Tsunami alerts after 8.8 quake rocks Chile

A tsunami races across the Pacific Ocean last night after a devastating 8.8-magnitude earthquake rocked Chile.

Powered by automated translation

WASHINGTON // A tsunami was racing across the Pacific Ocean last night after a devastating 8.8-magnitude earthquake rocked Chile, claiming more than 100 lives and destroying roads and buildings. The US-based Pacific Tsunami Warning Center issued a tsunami warning for all countries around the Pacific Rim on Saturday, including South America, Australia and New Zealand, Japan, the Philippines, and Russia. Officials in Hawaii sent boats out to sea and urged residents to move to higher ground.

As of 11pm UAE time a 20 centimetre wave hit New Zealand's eastern Chatham Islands but officials warned much bigger waves three metres high were expected. News reports from Chile described flattened buildings and dazed people walking in the streets in the aftermath of the quake, which struck in the middle of the night off the coast of Maule, as many Chileans were sleeping. Some said the violent shaking lasted for 90 seconds or more.

The full scope of the damage remained unclear. Chilean television showed collapsed bridges, damaged cars and rubble scattered in the streets. Michelle Bachelet, the Chilean president, declared a "state of catastrophe" and warned that the death toll was likely to rise. "With a quake of this size we undoubtedly can't rule out more deaths and probably injuries," she said. She asked her people to remain calm and said the authorities were doing all that they could.

At least 147 people were confirmed dead when The National went to press. The earthquake was the latest seismic activity reported in recent days. Yesterday, Japan's Okinawa island was hit by its biggest seismic jolt in more than half a century when a powerful 7.0 magnitude tremor struck, triggering minor tsunamis. On Thursday tens of thousands of homes were damaged in a 5.1-magnitude quake in China's Yunnan province. And on Friday, a 5.5-magnitude earthquake struck offshore the southern Phillipines

Officials in Chile warned that last night's death toll was likely to rise. "The number of victims could get higher," said the Chilean president-elect Sebastian Pinera, as he offered his condolences to the families of the victims. The quake struck at 3.34am, according to the US Geological Survey, with its epicentre just 113km from Chile's second-largest city, Concepcion, where a 15-story building reportedly collapsed. Some 320km away from the epicentre, in Santiago, the Chilean capital, there were also reports of extensive damage.

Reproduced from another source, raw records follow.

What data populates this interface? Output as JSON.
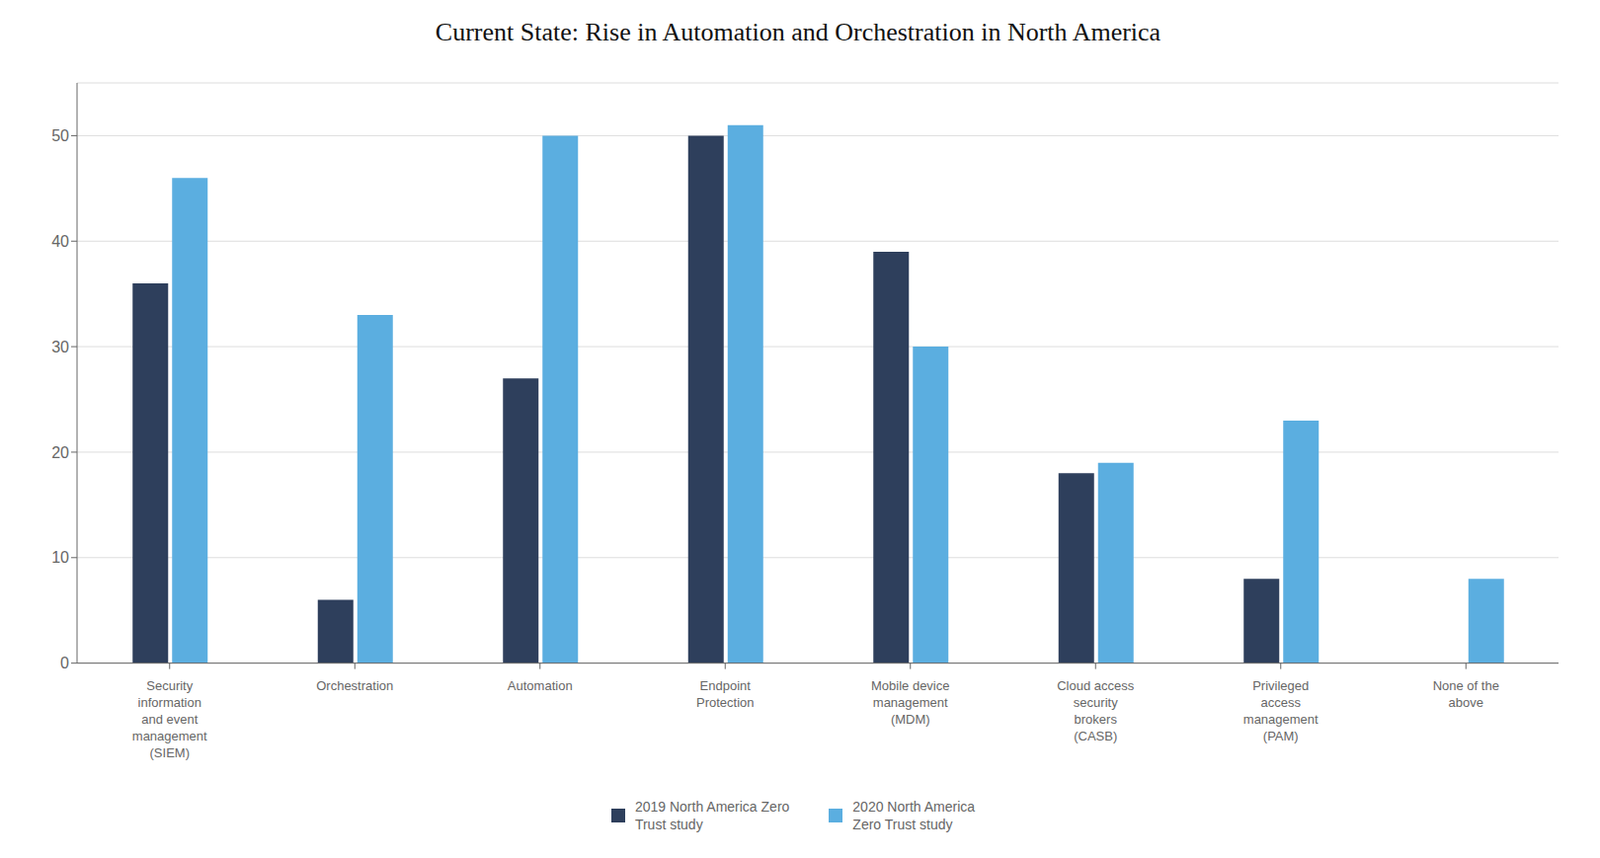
{
  "chart_data": {
    "type": "bar",
    "title": "Current State: Rise in Automation and Orchestration in North America",
    "categories": [
      "Security\ninformation\nand event\nmanagement\n(SIEM)",
      "Orchestration",
      "Automation",
      "Endpoint\nProtection",
      "Mobile device\nmanagement\n(MDM)",
      "Cloud access\nsecurity\nbrokers\n(CASB)",
      "Privileged\naccess\nmanagement\n(PAM)",
      "None of the\nabove"
    ],
    "series": [
      {
        "name": "2019 North America Zero\nTrust study",
        "color": "#2e3f5c",
        "values": [
          36,
          6,
          27,
          50,
          39,
          18,
          8,
          0
        ]
      },
      {
        "name": "2020 North America\nZero Trust study",
        "color": "#5baee0",
        "values": [
          46,
          33,
          50,
          51,
          30,
          19,
          23,
          8
        ]
      }
    ],
    "ylim": [
      0,
      55
    ],
    "yticks": [
      0,
      10,
      20,
      30,
      40,
      50
    ],
    "grid": true,
    "legend": "bottom"
  }
}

The Santiago airport was to be closed for at least the next 24 hours. Eleven aftershocks were reported, five of them measuring 6.0 or above. The rumbling earth was felt as far away as Japan and Argentina, where some buildings were evacuated. The quake comes more than a month after a 7.0-magnitude earthquake devastated the Haitian capital of Port-au-Prince, killing 200,000 people and leaving the tiny impoverished island nation in tatters.

Chile, however, was expected to fare better because many of the newer buildings there are designed to withstand earthquakes. There have been 13 earthquakes of magnitude 7.0 or greater in Chile since 1973. The quake triggered a tsunami that was expected to hit Pacific coastlines around the world. A three-metre wave was reported to have reached a populated area in the Robinson Crusoe Islands, 660km off the Chilean coast. In Talcahuano, a municipality of Concepcion, a two and a half metre wave was reported to have struck, and video footage showed heavily flooded streets.

The tsunami was expected to reach the Hawaiian Islands in the late morning, and a lower-grade tsunami advisory was in effect for the coast of California and an Alaskan coastal area. Tsunami warning sirens in Hawaii sounded at 6am and were to continue at 30 minute intervals. The waves there were expected to reach as high as four and a half metres, according to some reports. Reports of the destruction in Chile were streaming into Twitter, the social networking website.

"The earthquake was absolutely terrifying," Cecilia Lagos, a Chilean journalist in Santiago, told CNN. "I was sleeping just like almost everybody, and all of the sudden of course I woke up - it got louder and stronger and more intense and faster." Robert Gibbs, the White House Press Secretary said President Barack Obama was closely monitoring the situation, including the potential for a tsunami. "Our thoughts and prayers are with the people of Chile, and we stand ready to help in this hour of need."

A US state department spokeswoman, Megan Mattson, said the United States is "committed to helping the people of Chile." "We have reached out to and stand ready to assist the government of Chile as rapidly and effectively as we can," she said. Hillary Clinton, the secretary of state, was scheduled to visit Chile and four other South American nations next week. In 1960, a 9.5 magnitude earthquake, the largest ever recorded, struck Chile, killing 1,655 people. That quake also unleashed a tsunami that crossed the Pacific, killing 61 people in Hawaii, Japan, and the Philippines.